AMD inc/decmul_1 mul_1
inc/decmul_1 is bound by 2.333+€ c/w by macro-op retirement of the
pipelined sequence
mov $0,r2
mov (src),AX
mul CX
add r0,-8(dst) // for the decmul_1 version replace
this add with a sub
adc AX,r1
adc DX,r2
mul_1 is very similar
mov $0,r2
mov (src),AX
mul CX
mov r0,-8(dst)
add AX,r1
adc DX,r2
and has the same bound(and runs at the same speed).

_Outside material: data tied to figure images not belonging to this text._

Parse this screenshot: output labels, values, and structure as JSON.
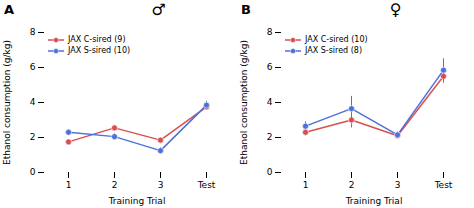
{
  "chart_data": [
    {
      "type": "line",
      "title": "A",
      "annotations": [
        "♂"
      ],
      "xlabel": "Training Trial",
      "ylabel": "Ethanol consumption (g/kg)",
      "categories": [
        "1",
        "2",
        "3",
        "Test"
      ],
      "series": [
        {
          "name": "JAX C-sired (9)",
          "color": "#d94f4f",
          "marker": "circle",
          "values": [
            1.75,
            2.55,
            1.85,
            3.75
          ],
          "errors": [
            0.12,
            0.15,
            0.15,
            0.18
          ]
        },
        {
          "name": "JAX S-sired (10)",
          "color": "#4f6fd9",
          "marker": "circle",
          "values": [
            2.3,
            2.05,
            1.25,
            3.85
          ],
          "errors": [
            0.15,
            0.18,
            0.18,
            0.22
          ]
        }
      ],
      "ylim": [
        0,
        8
      ],
      "yticks": [
        0,
        2,
        4,
        6,
        8
      ],
      "grid": false,
      "legend": "upper left"
    },
    {
      "type": "line",
      "title": "B",
      "annotations": [
        "♀"
      ],
      "xlabel": "Training Trial",
      "ylabel": "Ethanol consumption (g/kg)",
      "categories": [
        "1",
        "2",
        "3",
        "Test"
      ],
      "series": [
        {
          "name": "JAX C-sired (10)",
          "color": "#d94f4f",
          "marker": "circle",
          "values": [
            2.3,
            3.0,
            2.1,
            5.5
          ],
          "errors": [
            0.22,
            0.45,
            0.15,
            0.4
          ]
        },
        {
          "name": "JAX S-sired (8)",
          "color": "#4f6fd9",
          "marker": "circle",
          "values": [
            2.65,
            3.65,
            2.15,
            5.85
          ],
          "errors": [
            0.25,
            0.7,
            0.18,
            0.65
          ]
        }
      ],
      "ylim": [
        0,
        8
      ],
      "yticks": [
        0,
        2,
        4,
        6,
        8
      ],
      "grid": false,
      "legend": "upper left"
    }
  ]
}
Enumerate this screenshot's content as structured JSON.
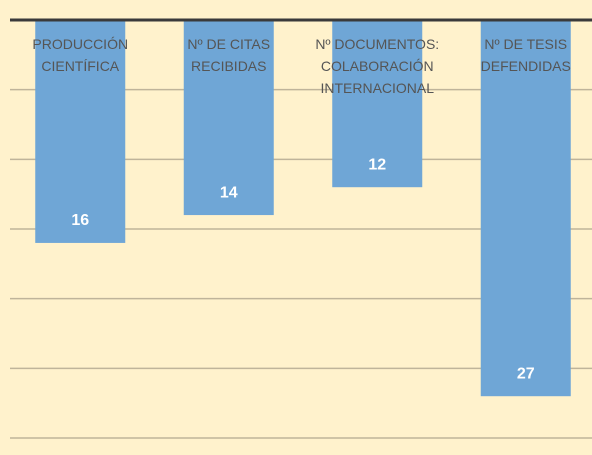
{
  "chart_data": {
    "type": "bar",
    "y_inverted": true,
    "categories": [
      "PRODUCCIÓN\nCIENTÍFICA",
      "Nº DE CITAS\nRECIBIDAS",
      "Nº DOCUMENTOS:\nCOLABORACIÓN\nINTERNACIONAL",
      "Nº DE TESIS\nDEFENDIDAS"
    ],
    "values": [
      16,
      14,
      12,
      27
    ],
    "color": "#6fa6d6",
    "ylim": [
      0,
      30
    ],
    "yticks": [
      0,
      5,
      10,
      15,
      20,
      25,
      30
    ],
    "grid": true
  }
}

The incmul_1
sequence is very limiting for the schedulers and pick hardware (the
mul_1 has more flexibility)
A 3-way unroll (which is the minimum for incmul_1) runs at 2.666c/w and
a 4-way unroll runs at 2.5c/w
A version which has 4 cases in the epilog to handle the leftovers
incmul_1_4way runs at 2.5c/w code size
407bytes
A version which jumps into the middle of the loop to handle the
leftovers
incmul_1_4way_jmpin runs at
2.5c/w code size 278bytes
mul_1 has a minimum unroll of 2 , so it is possible that a 2x2-way
unroll could be found which uses 2 less registers.

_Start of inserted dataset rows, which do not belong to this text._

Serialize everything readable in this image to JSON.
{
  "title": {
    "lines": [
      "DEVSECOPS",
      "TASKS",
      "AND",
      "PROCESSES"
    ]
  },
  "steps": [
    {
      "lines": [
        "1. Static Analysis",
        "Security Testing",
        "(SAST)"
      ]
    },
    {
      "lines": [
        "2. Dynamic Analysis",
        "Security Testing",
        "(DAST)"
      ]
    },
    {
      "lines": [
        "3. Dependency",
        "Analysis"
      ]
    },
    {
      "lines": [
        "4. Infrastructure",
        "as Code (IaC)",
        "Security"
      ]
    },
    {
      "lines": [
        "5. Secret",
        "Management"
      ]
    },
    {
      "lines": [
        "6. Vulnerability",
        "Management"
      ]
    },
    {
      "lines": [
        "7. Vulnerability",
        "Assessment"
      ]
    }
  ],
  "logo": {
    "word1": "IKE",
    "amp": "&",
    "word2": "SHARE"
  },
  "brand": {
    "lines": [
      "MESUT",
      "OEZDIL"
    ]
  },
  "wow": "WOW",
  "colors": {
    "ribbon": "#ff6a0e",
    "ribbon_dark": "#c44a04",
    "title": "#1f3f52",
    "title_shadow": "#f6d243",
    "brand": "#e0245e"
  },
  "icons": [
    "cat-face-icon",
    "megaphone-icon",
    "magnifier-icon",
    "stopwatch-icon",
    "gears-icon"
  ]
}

The next step is a 7-way unroll which runs at 2.428c/w , the mul_1 is
easy to find but for the incmul_1 the schedulers have a hard time as
all the operations are in the ALU's , we can reduce this pressure on
the ALU's by replacing the instruction mov $0,reg by lea
(reg0,reg0,2),reg , where reg0=0 , this uses the AGU instead of the
ALU(even on K10, hence the addressing mode)
A version which has 7 cases in the epilog to handle the leftovers
incmul_1_7way runs at 2.428c/w
A version which has 7 cases in the epilog to handle the leftovers and
uses a small jump table to choose them
incmul_1_7way_jmpepi runs at
2.428c/w
A version which jumps into the middle of the loop to handle the
leftovers
incmul_1_7way_jmpin runs at
2.428c/w
These arn't really practical so no effort has been made to optimize
them. Code size is the problem for the first 2 and calculating size%7
for the last one.
Further unrolling may be possible , 5x2, 4x4, 2x8 -way unrolls giving
2.4, 2.375, 2.375 c/w